By F. Keith Bingham, University Archivist

February 2, 2011

There has always been music at Cheyney. The forerunner of the present Cheyney University Choir was the Cheyney Singers, a group of student singers trained and directed by Professor Laura Wheeler Waring. President Leslie P. Hill very early became identified with the group when they accompanied him on excursions to cultivate funds, and sow good will for the school. In the early 1930’s President Hill decided to expanded the group to form a choral ensemble of some forty-odd voices. The new chorus was also trained by Laura Wheeler Waring, an art professor, trained at the Pennsylvania Academy of Fine Arts in Philadelphia, who possessed a formal background in music. Soon, the chorus was effectively spreading the college’s reputation, and message, far and wide via the airwaves, and in stirring live performances at venues like Convention Hall in Philadelphia.
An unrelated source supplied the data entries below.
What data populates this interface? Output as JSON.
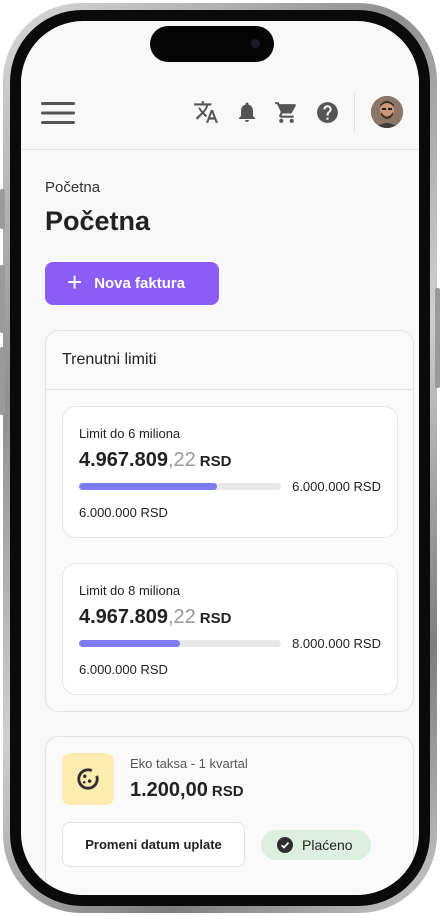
{
  "breadcrumb": "Početna",
  "page_title": "Početna",
  "new_invoice_label": "Nova faktura",
  "limits_card": {
    "title": "Trenutni limiti",
    "items": [
      {
        "label": "Limit do 6 miliona",
        "amount_int": "4.967.809",
        "amount_dec": ",22",
        "currency": "RSD",
        "max": "6.000.000 RSD",
        "remaining": "6.000.000 RSD",
        "progress": 0.685
      },
      {
        "label": "Limit do 8 miliona",
        "amount_int": "4.967.809",
        "amount_dec": ",22",
        "currency": "RSD",
        "max": "8.000.000 RSD",
        "remaining": "6.000.000 RSD",
        "progress": 0.5
      }
    ]
  },
  "tax_card": {
    "name": "Eko taksa - 1 kvartal",
    "amount": "1.200,00",
    "currency": "RSD",
    "change_date_label": "Promeni datum uplate",
    "status": "Plaćeno"
  },
  "colors": {
    "accent": "#8b5cf6",
    "progress": "#7c7cf0",
    "paid_bg": "#dcefe0",
    "tax_icon_bg": "#fdebb0"
  },
  "icons": [
    "menu-icon",
    "translate-icon",
    "bell-icon",
    "cart-icon",
    "help-icon",
    "avatar",
    "plus-icon",
    "cookie-icon",
    "check-circle-icon"
  ]
}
The Cheyney Chorus, this time under the direction of Hill, was soon on the road fundraising, and spreading good will on behalf of the institution which was struggling financially during most of the decade of the 30’s.

 

Between 1934 and 1940, the Cheyney Chorus could be heard regularly over radio KYW in Philadelphia and frequently over WFIL, and WEAF, as well. Additionally, the Cheyney Chorus made numerous trips to Philadelphia, Harrisburg, New York, and once to Washington, D.C. One of the highlights of this period was a three-day tour of four colleges in New England during 1945. Renowned by 1945, the chorus garnered awards in the Cultural Olympics at the Academy of Music in Philadelphia in 1945, 1946, and 1947, where it competed with other area choirs.

 

By the early 1950’s Hill had handed off the baton of the chorus to Mr. Thomas Frazier, Jr. During Frazier’s directorship the chorus began to be called the “Concert Choir.” Frazier directed the choir until 1957 when a new director, Mr. Dyctis Jack Moses, arrived. D. Jack Moses was a Morehouse man with a graduate degree in music from Columbia University, and a diploma in voice from the Julliard School of Music. If Jack Moses had one passion in life, those who knew him well would say that it was choral music. Moses’ presence made an immediate impact, as he infused new life into the choir. Under the directorship of Moses the choir at various times, expanded to as many as 100 voices. By all accounts D. Jack Moses was driven, and totally dedicated to molding the choir into the outstanding college choral ensemble on the eastern seaboard. He greatly expanded their repertoire, and introduced many classic vocal techniques to enhance the quality of the choir’s voices. Moses skillfully cultivated, and nurtured many outstanding solo voices. To be chosen as a soloist for the Cheyney Choir was a high calling. Soloists for the choir were among the most recognized students on campus, competing with Cheyney’s star athletics. Some outstanding soloists that Moses developed were sopranos, Barbara Greer, Vinell Thompson, Roxanne Smith, and Janet Drew; alto Delores McIvor; tenor Edward Whitney, and bass voices Earl Jones, and Paul Mitchell.

 

Each Wednesday evening the choir treated students passing by on the main quad to the harmonious sound of mellifluous voices floating on the evening breeze from Biddle Hall where the choir rehearsed. In his first year as director, Moses treated the campus to a Spring Concert that was a harbinger of many good things to come. The performance was stunning, and those in attendance that evening were convinced that Cheyney’s choir was second to none. The annual Christmas concerts on campus were performed to routinely packed audiences as the choir performed excerpts from the Messiah. The choir had established a legacy and a Cheyney University tradition.